I Does Poisson's equation hold due to vector potential cancellation?

[Bob44]

Imagine that two charged particles, with charge $+q$, start at the origin and then move apart symmetrically on the $+y$ and $-y$ axes due to their electrostatic repulsion.

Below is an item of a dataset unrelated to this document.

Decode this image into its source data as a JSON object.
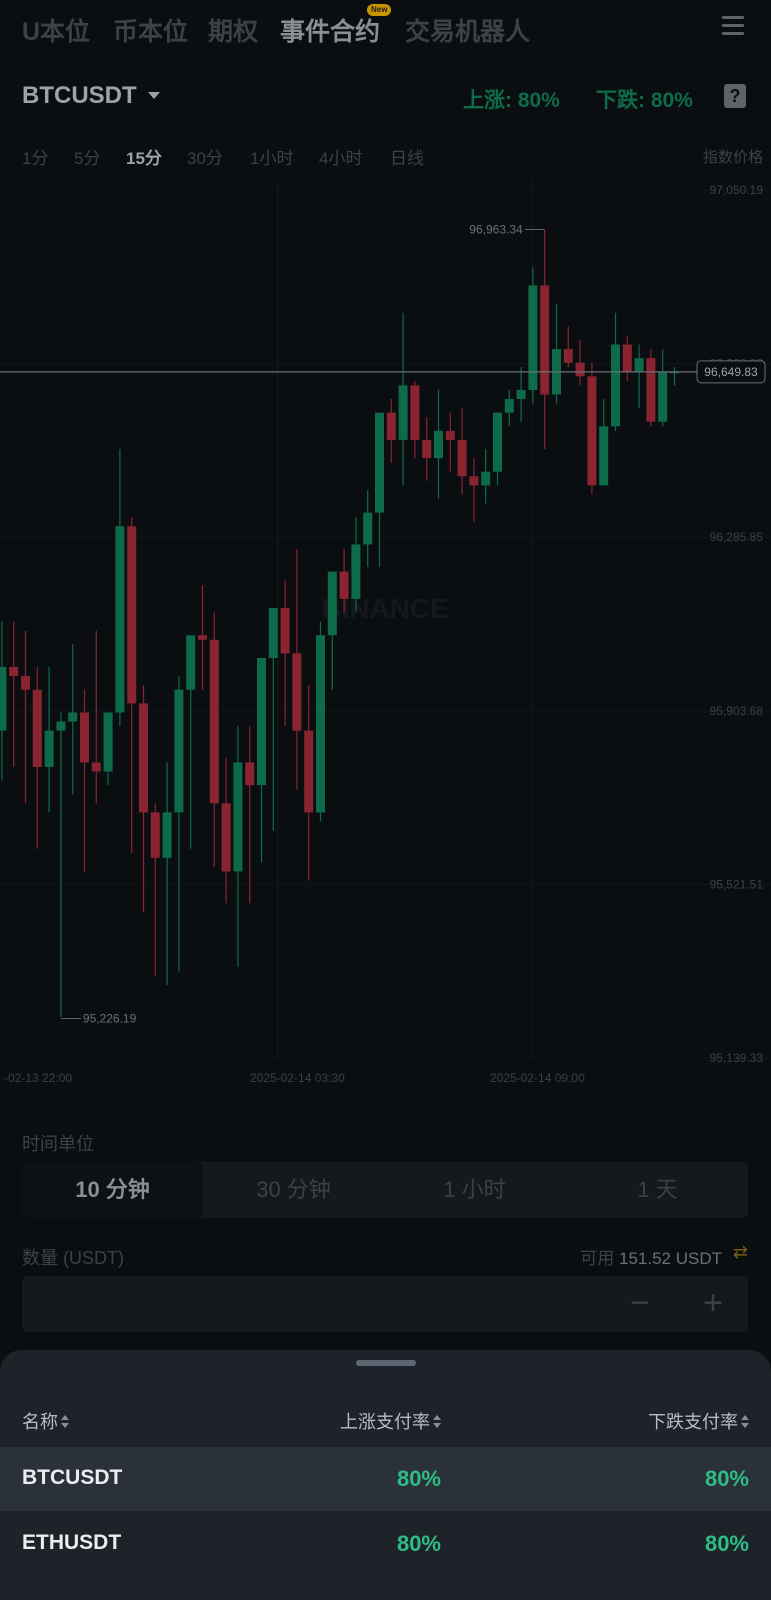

The $y$-component of the retarded Liénard-Wiechert vector potential at a point along the $x$-axis due to the two charges is
$$
\begin{eqnarray*}
A_y&=&\frac{q\,[\dot{y}]_{\mathrm{ret}}}{4\pi\varepsilon_0 c^2[(x^2+y^2)^{1/2}+y\dot{y}/c]_{\mathrm{ret}}}\tag{1}\\
&+&\frac{q\,[-\dot{y}]_{\mathrm{ret}}}{4\pi\varepsilon_0 c^2[(x^2+y^2)^{1/2}+(-y)(-\dot{y})/c]_{\mathrm{ret}}}\\
&=&0.
\end{eqnarray*}
$$
Along the $x$-axis we have
$$A_x=A_y=A_z=0\tag{2}$$
and
$$\nabla \cdot \mathbf{A}=\frac{\partial A_x}{\partial x}+\frac{\partial A_y}{\partial y}+\frac{\partial A_z}{\partial z}=0.\tag{3}$$
Gauss's law is given by
$$\nabla \cdot \mathbf{E} = \frac{\rho}{\varepsilon_0}\tag{4}.$$
Using the expression for the electric field in terms of potentials
$$\mathbf{E}=-\nabla \cdot \phi - \frac{\partial \mathbf{A}}{\partial t}\tag{5}$$
we substitute eqn.$(5)$ into eqn.$(4)$ to obtain
$$\nabla^2 \phi + \frac{\partial}{\partial t} \nabla \cdot \mathbf{A} = -\frac{\rho}{\varepsilon_0}.\tag{6}$$
Now by substituting eqn.$(3)$ into eqn.$(6)$ it seems that we can assert that along the $x$-axis Poisson's equation holds
$$\nabla^2 \phi = -\frac{\rho}{\varepsilon_0}\tag{7}$$
with the solution for the pair of charged particles
$$\phi=\frac{q}{2\pi\varepsilon_0(x^2+y^2)^{1/2}}.\tag{8}$$
By substituting eqn.$(2)$ into eqn.$(5)$ we find that the $x$-component of the electric field along the $x$-axis is given by
$$
\begin{eqnarray*}
E_x &=& -\frac{\partial \phi}{\partial x}\tag{9}\\
&\approx& \frac{q}{2\pi\varepsilon_0 x^2} - \frac{3\,q\,y^2}{4\pi\varepsilon_0 x^4}.
\end{eqnarray*}
$$
I began with the Lorenz gauge, but the symmetry of the experimental setup appears to enforce the Coulomb gauge along the $x$-axis.

 

[Bob44]

I set up an electrodynamics experiment with an axial symmetry which causes the vector potential to vanish.

The Lorenz gauge
$$\nabla \cdot \mathbf{A} = - \frac{1}{c^2} \frac{\partial \phi}{\partial t}$$
is usually employed in electrodynamic situations so that the scalar and vector potentials obey wave equations.

But in the above example the divergence of the vector potential along the x-axis vanishes.

This implies that the time variation of the scalar field $\phi$ also vanishes.

Thus we end up with Poisson’s equation with an instantaneous solution for the scalar potential $\phi$ along the x-axis which must be wrong.

Is there a conceptual error here?

 

[TSny]

In your example in post #1, $\large \frac{\partial A_y}{\partial y} \neq 0$ for points along the x-axis. So, $\nabla \cdot \mathbf{A} \neq 0$ along the x-axis.

You can verify this explicitly for the case where the two charges move with constant speed. Expressions for $\mathbf{A}(x, y, z, t)$ and $\phi(x, y, z, t)$ in the Lorenz gauge for a uniformly moving particle can be found in standard E&M textbooks. Applying these to your two-particle example, you can show that on the x-axis, $\large \frac{\partial A_y}{\partial y} \neq 0$, $\large \frac{\partial \phi}{\partial t} \neq 0$, and $\nabla \cdot \mathbf{A} = \large -\frac{1}{c^2} \frac{\partial \phi}{\partial t}$.

 

[tech99]

I presume the charges are accelerating and so would seem to radiate in the directions 45 degrees to the axes and zero along the axes.